When the media forwarding server is reached, on the one hand, it acts as the receiving side corresponding to the push side client, and on the other hand, the media server acts as the sending side corresponding to the pull client. The current receiving side basically only provides anti-packet loss capability, and the anti-packet loss ability of the pulling side is used to form a segmentation anti-packet loss capability of the whole link, segmentation means that the uplink and downlink are separated to do anti-packet loss, do not affect each other, the advantage is that the design can be simplified, and at the same time, for different downstream weak network and non-weak network users, on-demand services can be provided, with relatively strong adaptive capabilities. The anti-packet loss of the current receiving side and the pull side is the same as the anti-packet loss of the client mentioned above, and also includes packet loss request and retransmission, corresponding to RED encoding and depackaging, corresponding to FEC encoding and decoding, encoding and decapsulating functions, this part of the function is relatively fixed, after negotiating with the SDP media capability on the client push side, it is determined which functions can be turned on or off.

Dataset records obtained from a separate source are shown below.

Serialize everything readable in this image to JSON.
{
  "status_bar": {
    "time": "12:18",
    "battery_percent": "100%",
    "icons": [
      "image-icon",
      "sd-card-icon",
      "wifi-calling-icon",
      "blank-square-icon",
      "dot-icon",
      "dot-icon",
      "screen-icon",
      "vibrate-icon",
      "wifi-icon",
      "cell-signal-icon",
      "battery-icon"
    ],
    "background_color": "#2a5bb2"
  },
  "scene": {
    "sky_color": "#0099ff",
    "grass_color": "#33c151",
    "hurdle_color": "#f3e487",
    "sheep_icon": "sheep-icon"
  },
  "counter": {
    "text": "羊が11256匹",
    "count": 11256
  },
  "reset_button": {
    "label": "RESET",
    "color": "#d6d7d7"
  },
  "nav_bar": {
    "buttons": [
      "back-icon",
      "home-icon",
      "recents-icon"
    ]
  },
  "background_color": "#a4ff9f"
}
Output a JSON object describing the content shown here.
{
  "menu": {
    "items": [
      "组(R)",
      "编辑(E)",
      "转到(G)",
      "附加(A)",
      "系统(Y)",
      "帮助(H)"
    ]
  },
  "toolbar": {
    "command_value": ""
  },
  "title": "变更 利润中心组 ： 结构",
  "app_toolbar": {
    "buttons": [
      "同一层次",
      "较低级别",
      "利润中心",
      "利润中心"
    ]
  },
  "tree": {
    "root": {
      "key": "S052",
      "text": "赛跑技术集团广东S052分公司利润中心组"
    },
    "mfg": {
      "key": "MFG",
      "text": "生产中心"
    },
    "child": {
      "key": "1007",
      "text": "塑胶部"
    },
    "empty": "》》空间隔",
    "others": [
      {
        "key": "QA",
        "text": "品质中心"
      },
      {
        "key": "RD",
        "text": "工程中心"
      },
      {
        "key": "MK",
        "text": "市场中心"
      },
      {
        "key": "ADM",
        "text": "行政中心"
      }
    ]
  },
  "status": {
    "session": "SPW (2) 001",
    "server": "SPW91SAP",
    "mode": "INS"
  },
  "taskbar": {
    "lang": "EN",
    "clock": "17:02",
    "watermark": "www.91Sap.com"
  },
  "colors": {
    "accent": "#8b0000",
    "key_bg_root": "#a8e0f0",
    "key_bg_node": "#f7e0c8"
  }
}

The server's sending side function, and the client push side is also more complex, including congestion control GCC, BBR, smooth sending, Padding and other congestion control algorithms and bandwidth allocation, these algorithms on the server and the client push side algorithm basic framework structure and basic functions are the same, but the algorithm parameter configuration, the strategy used, are different from the client, because the server side of the source control and the client push side of the source control, is completely incomparable, Don't whisper the same day. At the same time, the server needs to take into account a lot of push ends and many pull ends, and it needs to balance various relationships.

This position of the server has also derived some specific technical means, such as video frame extraction (extracting some frame data that does not affect decoding to reduce bandwidth), video stream cutting (actively switching to streams with lower bandwidth and definition to reduce bandwidth), video on-demand streaming (allowing the push end to directly push the required stream to reduce bandwidth according to the actual subscription relationship), audio and video bandwidth feedback (specific scenarios can feed the flow measurement information back to the push side to provide more accurate code control services), Audio AudioRanking (multi-person meeting scenarios filter out voices that are not speaking to reduce bandwidth) and so on. For a more detailed description of the technical points related to the server, see Alibaba Cloud GRTN QoS System - Building the Best Experience of Real-time Audio and Video Products.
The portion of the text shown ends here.